CHICO, Calif. - Butte County Health Officer, Dr. Robert Bernstein, spoke with Action News Now to provide what you need to know about the Covid-19 vaccines.
Enloe Medical Center has not received its first doses of the vaccines yet to vaccinate its hospital staff.
Doctor Bernstein shared who should be vaccinated and the safety of doing so. Bernstein said that if you have recovered from COVID-19, it is still important to get vaccinated.
He recommended that everyone gets vaccinated except for people ages 16 or younger as this age group was not included in the clinical trials.
Q: Can you still get vaccinated even if you had COVID-19?
A: "The COVID-19 vaccine from Pfizer, should be offered to people regardless whether they had a prior covid infection," said Bernstein. "The data from the phases of 2 and 3 clinical with tens of thousands of people suggests that vaccination is safe in people who have previously had COVID-19 infection."
Bernstein said that though it is also not advised for pregnant women to get vaccinated, women who are pregnant and working on the front lines should have a discussion with their OBGYN before getting vaccinated.

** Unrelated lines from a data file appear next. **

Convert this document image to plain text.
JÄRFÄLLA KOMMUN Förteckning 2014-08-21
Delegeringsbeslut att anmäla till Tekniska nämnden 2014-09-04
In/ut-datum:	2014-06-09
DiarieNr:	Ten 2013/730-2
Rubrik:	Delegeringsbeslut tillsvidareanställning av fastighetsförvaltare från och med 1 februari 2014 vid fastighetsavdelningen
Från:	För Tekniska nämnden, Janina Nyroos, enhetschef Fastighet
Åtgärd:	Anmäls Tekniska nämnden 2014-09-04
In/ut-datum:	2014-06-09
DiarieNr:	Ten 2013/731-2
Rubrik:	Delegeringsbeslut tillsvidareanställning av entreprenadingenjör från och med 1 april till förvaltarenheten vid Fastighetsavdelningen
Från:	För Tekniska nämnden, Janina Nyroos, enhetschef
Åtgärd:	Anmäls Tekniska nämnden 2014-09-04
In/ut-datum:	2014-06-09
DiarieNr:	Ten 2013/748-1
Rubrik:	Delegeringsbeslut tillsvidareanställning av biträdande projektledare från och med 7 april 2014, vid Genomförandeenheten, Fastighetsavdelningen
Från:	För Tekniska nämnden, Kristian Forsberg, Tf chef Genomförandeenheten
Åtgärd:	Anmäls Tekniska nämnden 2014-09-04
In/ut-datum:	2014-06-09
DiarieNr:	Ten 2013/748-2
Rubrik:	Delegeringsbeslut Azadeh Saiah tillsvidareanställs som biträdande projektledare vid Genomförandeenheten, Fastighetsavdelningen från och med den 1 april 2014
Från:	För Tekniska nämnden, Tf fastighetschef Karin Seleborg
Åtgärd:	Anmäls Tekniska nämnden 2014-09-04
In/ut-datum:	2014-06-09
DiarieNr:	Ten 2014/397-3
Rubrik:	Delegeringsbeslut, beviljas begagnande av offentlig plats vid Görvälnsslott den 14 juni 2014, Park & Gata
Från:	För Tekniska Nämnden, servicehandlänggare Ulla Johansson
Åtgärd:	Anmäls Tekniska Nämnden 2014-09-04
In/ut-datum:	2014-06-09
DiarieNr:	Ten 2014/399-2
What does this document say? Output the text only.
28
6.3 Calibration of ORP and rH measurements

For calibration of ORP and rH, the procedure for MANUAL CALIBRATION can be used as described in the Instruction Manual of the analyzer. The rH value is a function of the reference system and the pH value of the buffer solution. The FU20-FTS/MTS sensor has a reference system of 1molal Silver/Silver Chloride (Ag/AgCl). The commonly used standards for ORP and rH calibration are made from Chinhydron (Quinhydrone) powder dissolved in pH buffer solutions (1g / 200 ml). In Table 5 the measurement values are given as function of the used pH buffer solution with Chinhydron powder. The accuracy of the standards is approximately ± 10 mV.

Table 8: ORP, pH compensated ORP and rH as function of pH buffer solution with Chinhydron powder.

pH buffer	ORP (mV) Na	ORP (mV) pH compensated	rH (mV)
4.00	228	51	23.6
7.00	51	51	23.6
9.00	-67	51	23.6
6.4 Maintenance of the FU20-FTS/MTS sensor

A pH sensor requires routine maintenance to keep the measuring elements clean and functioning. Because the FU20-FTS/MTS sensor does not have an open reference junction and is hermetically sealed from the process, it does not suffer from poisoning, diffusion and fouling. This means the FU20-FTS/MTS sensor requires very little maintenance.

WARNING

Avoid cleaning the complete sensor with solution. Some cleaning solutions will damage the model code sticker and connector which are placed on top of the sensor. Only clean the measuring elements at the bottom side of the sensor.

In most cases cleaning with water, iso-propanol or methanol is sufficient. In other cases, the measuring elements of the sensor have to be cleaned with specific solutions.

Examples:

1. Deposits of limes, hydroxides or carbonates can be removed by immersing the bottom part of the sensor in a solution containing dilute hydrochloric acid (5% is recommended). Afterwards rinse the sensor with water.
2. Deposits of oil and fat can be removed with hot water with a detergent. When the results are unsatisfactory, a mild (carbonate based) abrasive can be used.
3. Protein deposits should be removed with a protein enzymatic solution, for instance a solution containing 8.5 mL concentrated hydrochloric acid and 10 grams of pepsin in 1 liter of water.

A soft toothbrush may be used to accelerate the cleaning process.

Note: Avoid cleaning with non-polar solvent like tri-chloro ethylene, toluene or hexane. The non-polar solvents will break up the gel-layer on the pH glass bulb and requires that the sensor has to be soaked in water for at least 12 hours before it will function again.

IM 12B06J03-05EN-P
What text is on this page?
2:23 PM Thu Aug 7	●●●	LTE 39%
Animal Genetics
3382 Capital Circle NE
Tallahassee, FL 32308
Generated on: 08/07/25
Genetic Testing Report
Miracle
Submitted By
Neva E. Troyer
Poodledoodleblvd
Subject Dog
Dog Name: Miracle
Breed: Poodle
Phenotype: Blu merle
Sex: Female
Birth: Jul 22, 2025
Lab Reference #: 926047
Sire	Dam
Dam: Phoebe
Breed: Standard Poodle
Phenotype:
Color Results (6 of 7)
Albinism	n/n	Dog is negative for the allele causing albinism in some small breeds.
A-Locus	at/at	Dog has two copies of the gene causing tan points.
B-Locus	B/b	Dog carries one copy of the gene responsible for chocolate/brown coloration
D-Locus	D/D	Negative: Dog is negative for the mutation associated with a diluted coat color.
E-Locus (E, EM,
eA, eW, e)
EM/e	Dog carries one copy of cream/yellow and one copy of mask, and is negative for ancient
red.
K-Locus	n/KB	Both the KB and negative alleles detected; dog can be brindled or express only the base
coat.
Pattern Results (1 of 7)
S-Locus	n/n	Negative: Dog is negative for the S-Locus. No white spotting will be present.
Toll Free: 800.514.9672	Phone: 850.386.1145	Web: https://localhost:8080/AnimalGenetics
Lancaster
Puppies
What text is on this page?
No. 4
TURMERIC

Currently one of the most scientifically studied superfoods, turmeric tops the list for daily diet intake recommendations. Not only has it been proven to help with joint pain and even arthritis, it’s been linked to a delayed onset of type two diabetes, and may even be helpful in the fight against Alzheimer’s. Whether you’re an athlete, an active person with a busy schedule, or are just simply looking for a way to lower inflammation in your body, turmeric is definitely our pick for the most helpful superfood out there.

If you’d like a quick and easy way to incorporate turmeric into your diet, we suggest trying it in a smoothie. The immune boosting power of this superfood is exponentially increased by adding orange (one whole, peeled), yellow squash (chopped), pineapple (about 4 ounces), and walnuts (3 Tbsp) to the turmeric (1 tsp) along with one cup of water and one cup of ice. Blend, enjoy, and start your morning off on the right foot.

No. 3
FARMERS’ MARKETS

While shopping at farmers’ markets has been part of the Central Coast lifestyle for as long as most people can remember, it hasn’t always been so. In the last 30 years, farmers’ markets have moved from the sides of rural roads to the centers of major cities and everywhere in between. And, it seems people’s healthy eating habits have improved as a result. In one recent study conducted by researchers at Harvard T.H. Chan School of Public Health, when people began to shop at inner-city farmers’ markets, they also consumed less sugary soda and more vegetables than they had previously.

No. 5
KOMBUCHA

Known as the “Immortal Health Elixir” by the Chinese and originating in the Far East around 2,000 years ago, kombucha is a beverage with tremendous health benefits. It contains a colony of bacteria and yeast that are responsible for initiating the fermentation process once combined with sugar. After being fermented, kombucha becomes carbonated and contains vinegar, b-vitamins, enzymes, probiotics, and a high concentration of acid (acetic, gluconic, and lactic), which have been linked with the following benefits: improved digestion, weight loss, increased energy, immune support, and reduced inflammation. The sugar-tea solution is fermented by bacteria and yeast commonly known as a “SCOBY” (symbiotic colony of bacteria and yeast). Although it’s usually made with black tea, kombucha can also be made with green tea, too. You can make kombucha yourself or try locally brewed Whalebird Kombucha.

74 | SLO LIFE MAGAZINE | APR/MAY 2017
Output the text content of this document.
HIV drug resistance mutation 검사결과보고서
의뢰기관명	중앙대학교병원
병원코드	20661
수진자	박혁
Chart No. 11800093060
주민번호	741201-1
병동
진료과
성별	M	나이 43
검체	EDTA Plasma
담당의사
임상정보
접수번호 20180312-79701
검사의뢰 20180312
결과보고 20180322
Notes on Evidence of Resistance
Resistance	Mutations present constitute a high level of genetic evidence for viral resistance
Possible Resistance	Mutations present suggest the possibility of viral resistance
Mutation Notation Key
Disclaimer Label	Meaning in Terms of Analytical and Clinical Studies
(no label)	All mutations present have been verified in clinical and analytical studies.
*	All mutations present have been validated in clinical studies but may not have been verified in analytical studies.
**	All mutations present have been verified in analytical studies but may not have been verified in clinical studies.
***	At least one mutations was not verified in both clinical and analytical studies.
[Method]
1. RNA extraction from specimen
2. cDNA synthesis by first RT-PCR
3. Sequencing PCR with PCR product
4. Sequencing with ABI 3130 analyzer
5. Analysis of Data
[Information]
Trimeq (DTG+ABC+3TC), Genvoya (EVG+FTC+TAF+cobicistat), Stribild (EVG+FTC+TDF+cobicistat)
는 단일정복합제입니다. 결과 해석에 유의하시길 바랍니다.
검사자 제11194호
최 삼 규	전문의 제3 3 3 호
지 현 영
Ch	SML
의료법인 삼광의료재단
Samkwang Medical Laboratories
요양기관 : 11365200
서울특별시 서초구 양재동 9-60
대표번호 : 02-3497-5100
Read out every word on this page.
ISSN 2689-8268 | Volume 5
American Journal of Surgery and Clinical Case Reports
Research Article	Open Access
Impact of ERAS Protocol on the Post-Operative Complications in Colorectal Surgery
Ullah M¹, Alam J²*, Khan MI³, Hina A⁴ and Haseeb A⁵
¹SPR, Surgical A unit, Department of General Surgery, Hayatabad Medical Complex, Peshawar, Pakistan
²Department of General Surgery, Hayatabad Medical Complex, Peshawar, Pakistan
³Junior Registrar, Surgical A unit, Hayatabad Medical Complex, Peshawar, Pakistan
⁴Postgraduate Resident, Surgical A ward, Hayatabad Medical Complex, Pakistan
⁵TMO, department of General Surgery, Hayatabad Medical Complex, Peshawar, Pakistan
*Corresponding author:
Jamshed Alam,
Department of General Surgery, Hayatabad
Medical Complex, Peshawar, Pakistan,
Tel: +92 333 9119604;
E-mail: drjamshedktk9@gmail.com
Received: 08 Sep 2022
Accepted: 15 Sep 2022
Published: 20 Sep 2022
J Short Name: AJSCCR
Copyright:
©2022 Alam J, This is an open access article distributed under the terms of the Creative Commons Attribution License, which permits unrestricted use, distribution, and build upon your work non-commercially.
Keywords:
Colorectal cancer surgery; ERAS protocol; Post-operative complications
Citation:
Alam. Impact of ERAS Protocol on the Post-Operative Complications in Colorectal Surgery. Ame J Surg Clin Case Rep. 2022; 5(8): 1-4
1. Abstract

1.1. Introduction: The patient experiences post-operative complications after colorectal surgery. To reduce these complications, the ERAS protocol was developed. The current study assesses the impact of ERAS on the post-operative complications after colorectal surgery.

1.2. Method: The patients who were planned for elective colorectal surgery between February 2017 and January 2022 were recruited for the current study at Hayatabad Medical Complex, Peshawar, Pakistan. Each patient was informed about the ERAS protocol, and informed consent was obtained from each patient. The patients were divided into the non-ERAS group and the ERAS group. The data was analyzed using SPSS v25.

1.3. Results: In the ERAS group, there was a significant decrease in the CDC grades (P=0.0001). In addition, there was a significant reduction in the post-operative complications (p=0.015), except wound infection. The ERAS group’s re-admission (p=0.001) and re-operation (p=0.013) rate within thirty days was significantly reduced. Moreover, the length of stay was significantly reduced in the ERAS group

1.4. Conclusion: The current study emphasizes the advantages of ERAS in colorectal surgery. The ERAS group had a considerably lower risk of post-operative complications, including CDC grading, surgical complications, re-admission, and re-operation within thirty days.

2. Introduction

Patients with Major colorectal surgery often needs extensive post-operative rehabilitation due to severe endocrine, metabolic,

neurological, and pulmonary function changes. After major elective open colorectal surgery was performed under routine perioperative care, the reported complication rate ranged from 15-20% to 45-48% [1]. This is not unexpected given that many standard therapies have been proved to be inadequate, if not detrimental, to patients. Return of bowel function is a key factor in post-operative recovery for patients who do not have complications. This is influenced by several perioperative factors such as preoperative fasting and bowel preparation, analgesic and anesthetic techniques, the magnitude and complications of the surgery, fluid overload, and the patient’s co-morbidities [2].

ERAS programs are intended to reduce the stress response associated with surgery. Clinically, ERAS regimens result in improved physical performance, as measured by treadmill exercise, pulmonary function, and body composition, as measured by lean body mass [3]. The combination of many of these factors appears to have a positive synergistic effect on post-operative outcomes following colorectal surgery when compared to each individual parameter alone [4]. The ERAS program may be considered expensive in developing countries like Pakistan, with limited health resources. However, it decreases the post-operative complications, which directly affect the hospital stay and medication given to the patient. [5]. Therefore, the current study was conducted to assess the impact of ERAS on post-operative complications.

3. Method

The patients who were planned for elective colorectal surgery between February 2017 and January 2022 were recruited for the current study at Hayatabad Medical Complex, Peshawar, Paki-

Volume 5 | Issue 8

He said that if you have COVID-19, do not get the vaccine until you have recovered.
The Pfizer vaccine is a two-step process. After receiving the first vaccine you wait 17 to 21 days to get the second vaccine.
Bernstein said that it is best to not wait too long after the 21 days to get the second vaccine. But he added, you do not have to start over with the first vaccine if you do not get the second one within the time frame.
Q: Do you have to start over if the second vaccine is not available?
A: "You should get both vaccines," said Bernstein. "You should not go and get a first and second dose. You just need your second dose as soon as possible after your first one."
Bernstein said that it is not a good idea to mix and match COVID vaccines. Either you get both Pfizer vaccines or both Moderna vaccines.
But he said that you can get both the Flu and COVID vaccine at the same time.
Q: After you have been vaccinated, expand on why it is still important to wear a mask, and take precautions.
A: "The vaccine has been demonstrated to provide protection for the person who gets vaccinated, it is not yet clear that it protects against transmission," said Bernstein.
Q: Are there microchips in the vaccine?
A: "There is not microchips in the vaccine. This is the kind of misinformation that is so characteristic of what has taken place this past year."
Bernstein said it is important for people in Butte County to get their information about the COVID-19 vaccine only through the CDC or Butte County Public Health.